Added some comments on the workings

nnansters · nnansters · commit 3aaed3de1e90 · 2024-07-01T10:47:44.000+01:00
diff --git a/nannyml/drift/multivariate/domain_classifier/calculator.py b/nannyml/drift/multivariate/domain_classifier/calculator.py
@@ -226,8 +226,12 @@ def _fit(self, reference_data: pd.DataFrame, *args, **kwargs):
             if column_name not in self.categorical_column_names:
                 self.categorical_column_names.append(column_name)
 
-        # get timestamp column from chunker incase the calculator is initialized with a chunker without directly
-        # been provided the timestamp column name
+        # Get timestamp column from chunker incase the calculator is initialized with a chunker without directly
+        # been provided the timestamp column name.
+        #
+        # The reference data will be sorted according to the timestamp column (when available) to mimic
+        # Chunker behavior.

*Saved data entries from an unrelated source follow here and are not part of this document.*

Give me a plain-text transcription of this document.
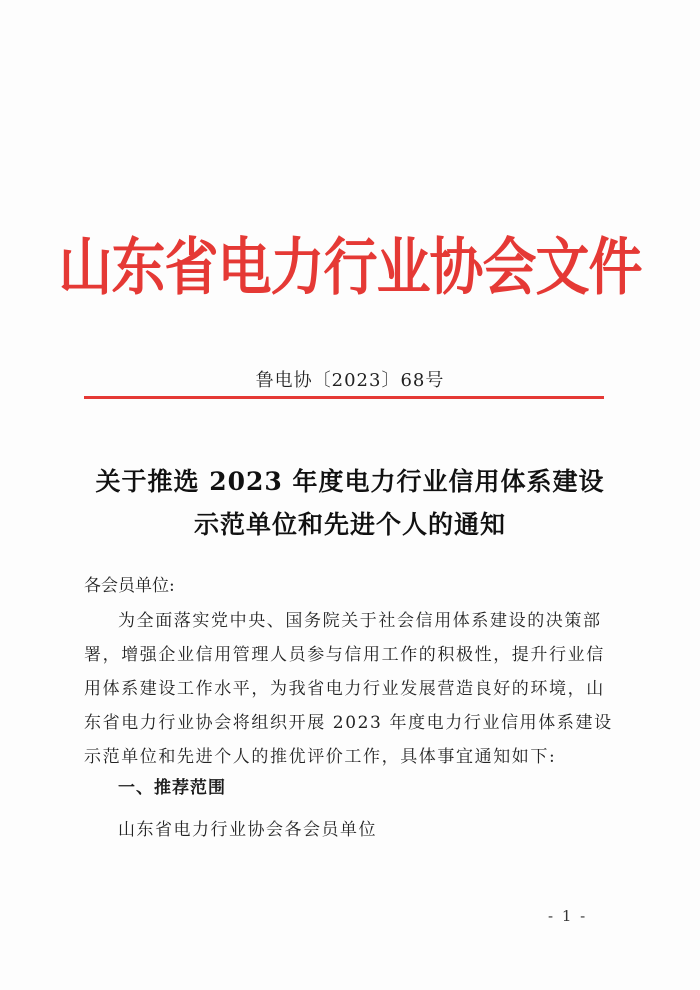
山东省电力行业协会文件
鲁电协〔2023〕68号
关于推选 2023 年度电力行业信用体系建设
示范单位和先进个人的通知
各会员单位:
为全面落实党中央、国务院关于社会信用体系建设的决策部
署，增强企业信用管理人员参与信用工作的积极性，提升行业信
用体系建设工作水平，为我省电力行业发展营造良好的环境，山
东省电力行业协会将组织开展 2023 年度电力行业信用体系建设
示范单位和先进个人的推优评价工作，具体事宜通知如下:
一、推荐范围
山东省电力行业协会各会员单位
- 1 -
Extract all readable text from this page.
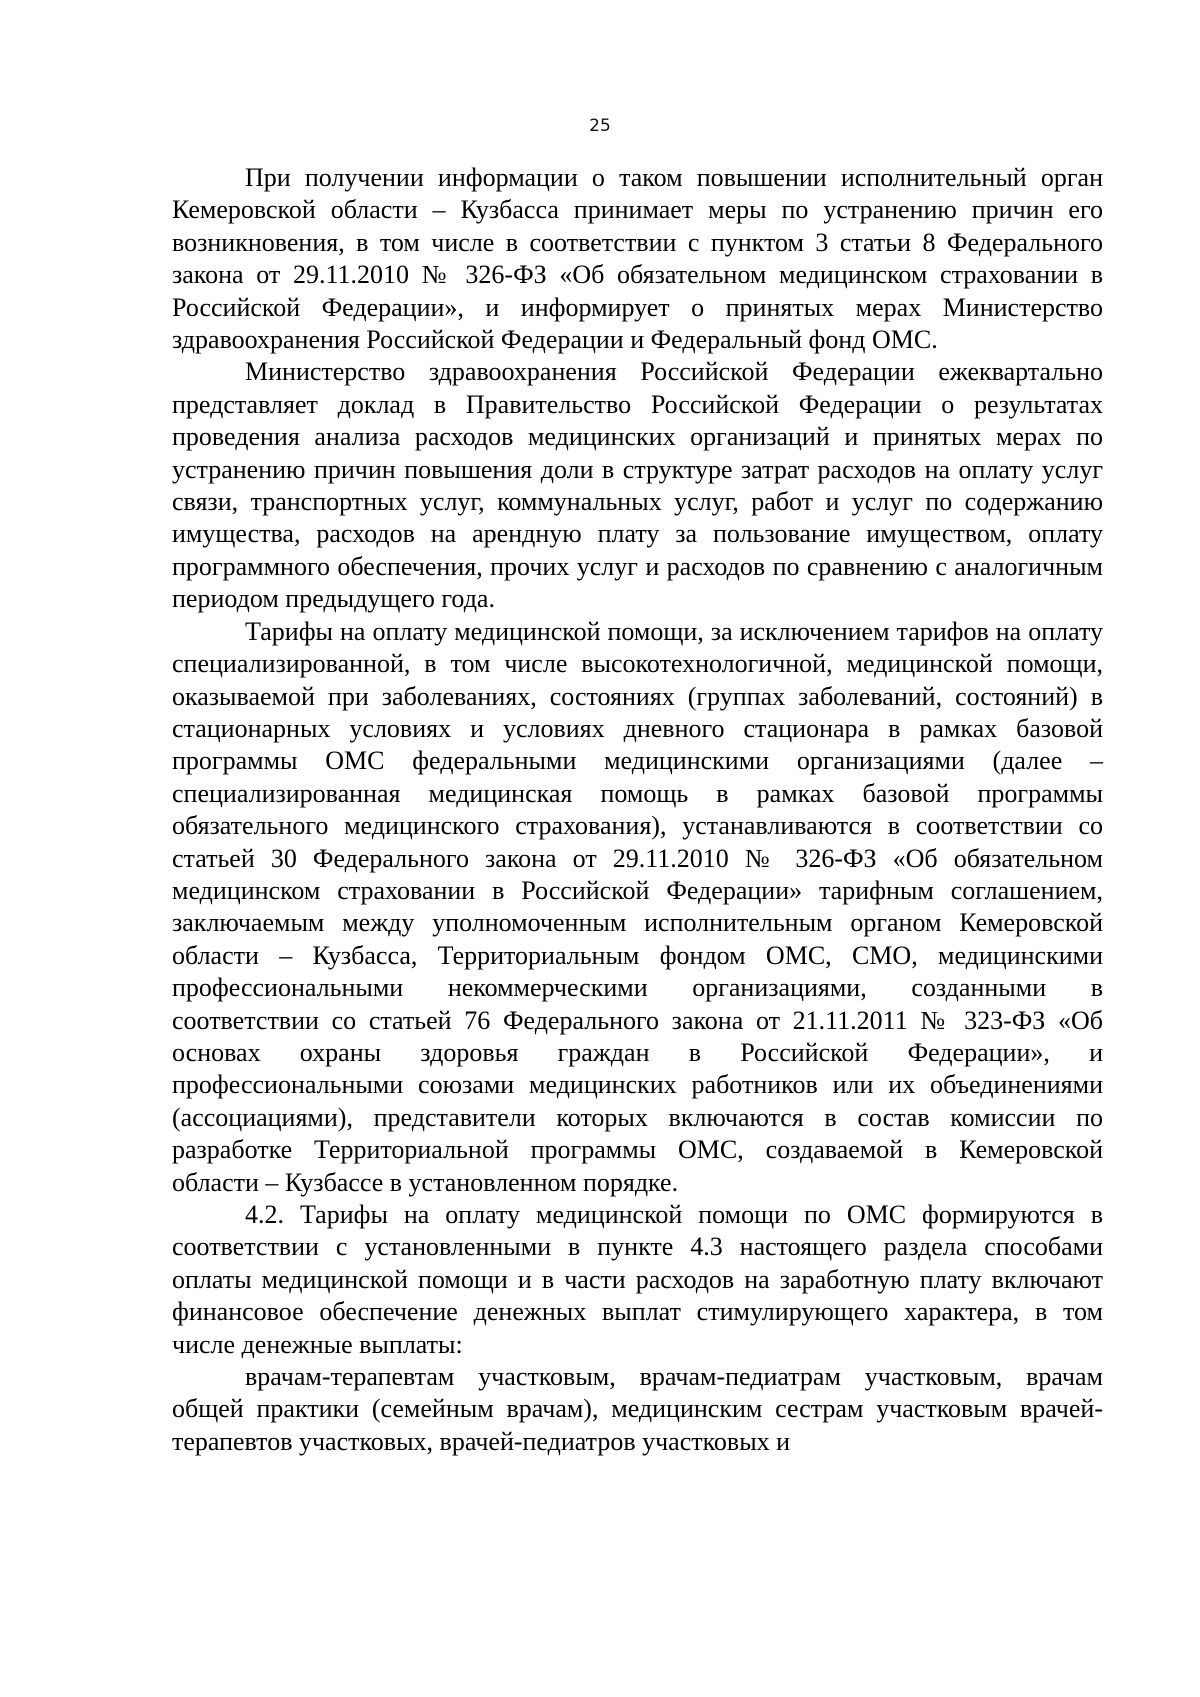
25

При получении информации о таком повышении исполнительный орган Кемеровской области – Кузбасса принимает меры по устранению причин его возникновения, в том числе в соответствии с пунктом 3 статьи 8 Федерального закона от 29.11.2010 № 326-ФЗ «Об обязательном медицинском страховании в Российской Федерации», и информирует о принятых мерах Министерство здравоохранения Российской Федерации и Федеральный фонд ОМС.

Министерство здравоохранения Российской Федерации ежеквартально представляет доклад в Правительство Российской Федерации о результатах проведения анализа расходов медицинских организаций и принятых мерах по устранению причин повышения доли в структуре затрат расходов на оплату услуг связи, транспортных услуг, коммунальных услуг, работ и услуг по содержанию имущества, расходов на арендную плату за пользование имуществом, оплату программного обеспечения, прочих услуг и расходов по сравнению с аналогичным периодом предыдущего года.

Тарифы на оплату медицинской помощи, за исключением тарифов на оплату специализированной, в том числе высокотехнологичной, медицинской помощи, оказываемой при заболеваниях, состояниях (группах заболеваний, состояний) в стационарных условиях и условиях дневного стационара в рамках базовой программы ОМС федеральными медицинскими организациями (далее – специализированная медицинская помощь в рамках базовой программы обязательного медицинского страхования), устанавливаются в соответствии со статьей 30 Федерального закона от 29.11.2010 № 326-ФЗ «Об обязательном медицинском страховании в Российской Федерации» тарифным соглашением, заключаемым между уполномоченным исполнительным органом Кемеровской области – Кузбасса, Территориальным фондом ОМС, СМО, медицинскими профессиональными некоммерческими организациями, созданными в соответствии со статьей 76 Федерального закона от 21.11.2011 № 323-ФЗ «Об основах охраны здоровья граждан в Российской Федерации», и профессиональными союзами медицинских работников или их объединениями (ассоциациями), представители которых включаются в состав комиссии по разработке Территориальной программы ОМС, создаваемой в Кемеровской области – Кузбассе в установленном порядке.

4.2. Тарифы на оплату медицинской помощи по ОМС формируются в соответствии с установленными в пункте 4.3 настоящего раздела способами оплаты медицинской помощи и в части расходов на заработную плату включают финансовое обеспечение денежных выплат стимулирующего характера, в том числе денежные выплаты:

врачам-терапевтам участковым, врачам-педиатрам участковым, врачам общей практики (семейным врачам), медицинским сестрам участковым врачей-терапевтов участковых, врачей-педиатров участковых и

This means the reference data will be "aligned" with chunked reference data. 
+        # This way we can use chunk indices on the internal reference data copy.
         if self.chunker.timestamp_column_name:
             if self.chunker.timestamp_column_name not in list(reference_data.columns):
                 raise InvalidArgumentsException(
@@ -293,7 +297,6 @@ def _calculate(self, data: pd.DataFrame, *args, **kwargs) -> Result:
         return self.result
 
     def _calculate_chunk(self, chunk: Chunk):
-
         if self._is_fitted:
             chunk_X = chunk.data[self.feature_column_names]
             reference_X = self._reference_X
@@ -302,7 +305,10 @@ def _calculate_chunk(self, chunk: Chunk):
             X = pd.concat([reference_X, chunk_X], ignore_index=True)
             y = np.concatenate([reference_y, chunk_y])
         else:
-            # Use information from chunk indices to identify reference chunk's location
+            # Use information from chunk indices to identify reference chunk's location. This is possible because
+            # both the internal reference data copy and the chunk data were sorted by timestamp, so these 
+            # indices align. This way we eliminate the need to combine these two data frames and drop duplicate rows,
+            # which is a costly operation.
             X = self._reference_X
             y = np.zeros(len(X))
             y[chunk.start_index : chunk.end_index + 1] = 1